Bad vs. Badly—What’s the Difference?

Misusing bad and badly is a common grammatical mistake. The word bad is an adjective and should be used to modify nouns and pronouns. Badly, like most words ending in -ly, is an adverb and is used to modify verbs. The thing that trips most people up is that linking verbs such a to be and to feel take adjectives rather than adverbs.

Why do people use bad and badly incorrectly so often in their writing? The simple answer is that we hear them misused frequently in casual talk. The good news is you can easily determine which to use in your writing by looking at the function of the word bad/badly is describing.

Let’s say, for example, your friend Amanda has just taken a test and you find out that she has not done well on it. The test is something she has done, and to do is an action verb. So it would be appropriate to use an adverb ending in -ly to describe how she has done . . . and unfortunately for Amanda, it is badly.

She did badly on the test.

What would this sentence sound like if bad were used instead?

She did bad on the test.

That expression might occur in casual speech sometimes, but it has no place in good writing.
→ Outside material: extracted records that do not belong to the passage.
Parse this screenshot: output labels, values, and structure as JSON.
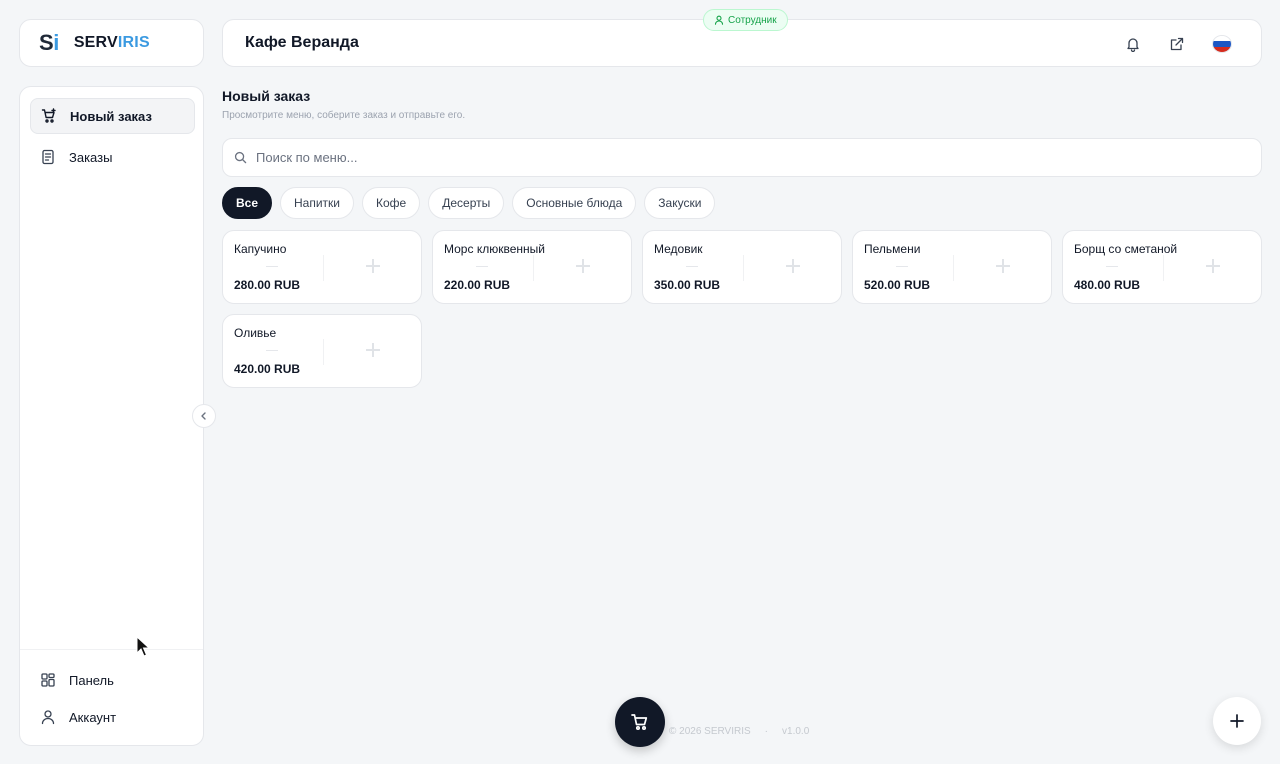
{
  "brand": {
    "mark_s": "S",
    "mark_i": "i",
    "name_a": "SERV",
    "name_b": "IRIS",
    "accent": "#3b9ae1"
  },
  "sidebar": {
    "items": [
      {
        "label": "Новый заказ",
        "icon": "cart-plus-icon",
        "active": true
      },
      {
        "label": "Заказы",
        "icon": "receipt-icon",
        "active": false
      }
    ],
    "bottom_items": [
      {
        "label": "Панель",
        "icon": "dashboard-icon"
      },
      {
        "label": "Аккаунт",
        "icon": "user-icon"
      }
    ]
  },
  "header": {
    "title": "Кафе Веранда",
    "role_badge": "Сотрудник",
    "icons": [
      "bell-icon",
      "external-link-icon",
      "russia-flag-icon"
    ]
  },
  "page": {
    "title": "Новый заказ",
    "subtitle": "Просмотрите меню, соберите заказ и отправьте его."
  },
  "search": {
    "placeholder": "Поиск по меню...",
    "value": ""
  },
  "categories": [
    {
      "label": "Все",
      "active": true
    },
    {
      "label": "Напитки",
      "active": false
    },
    {
      "label": "Кофе",
      "active": false
    },
    {
      "label": "Десерты",
      "active": false
    },
    {
      "label": "Основные блюда",
      "active": false
    },
    {
      "label": "Закуски",
      "active": false
    }
  ],
  "menu_items": [
    {
      "name": "Капучино",
      "price": "280.00 RUB"
    },
    {
      "name": "Морс клюквенный",
      "price": "220.00 RUB"
    },
    {
      "name": "Медовик",
      "price": "350.00 RUB"
    },
    {
      "name": "Пельмени",
      "price": "520.00 RUB"
    },
    {
      "name": "Борщ со сметаной",
      "price": "480.00 RUB"
    },
    {
      "name": "Оливье",
      "price": "420.00 RUB"
    }
  ],
  "footer": {
    "copyright": "© 2026 SERVIRIS",
    "separator": "·",
    "version": "v1.0.0"
  },
  "colors": {
    "dark": "#111827",
    "badge_green": "#16a34a",
    "background": "#f4f6f8"
  }
}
The tricky part is that if we word our sentence about Amanda’s test experience just a little differently, bad actually can become the correct word to use.

That was a bad test for Amanda.

In this sentence, bad is used because it is an adjective modifying the noun test. If a noun—a person, place, or thing—is what is being described as “not good,” we use the word bad.

This is a bad restaurant.
Mrs. Grumpsalot is a bad teacher.
Bad dog!

If you rewrote these sentences so that verbs were being modified (describing how the verbs were being done), we would use badly instead.

This restaurant cooks badly.
Mrs. Grumpsalot teaches badly.
My dog behaves badly.

An Exception: Linking Verbs

Linking verbs such as to be and to feel can be used with adjectives because they describe a state rather than an action.

My dog is badly.

My dog is bad.
.

Other linking verbs are sense verbs such as feel, seem, look, appear, smell, taste, and sound.

My dog smells bad.

My dog smells badly.

The only circumstance under which the second sentence could be deemed correct is an unlikely one: My dog, due to some kind of infirmity or injury, has a reduced ability to smell.

I feel bad.

I feel badly.

Again, it is far more likely that what you want to express is the negative emotional or physical state you are in (I feel bad). It is possible, but unlikely, that you are trying to describe that you aren’t very successful at reaching out and feeling the things around you (I feel badly).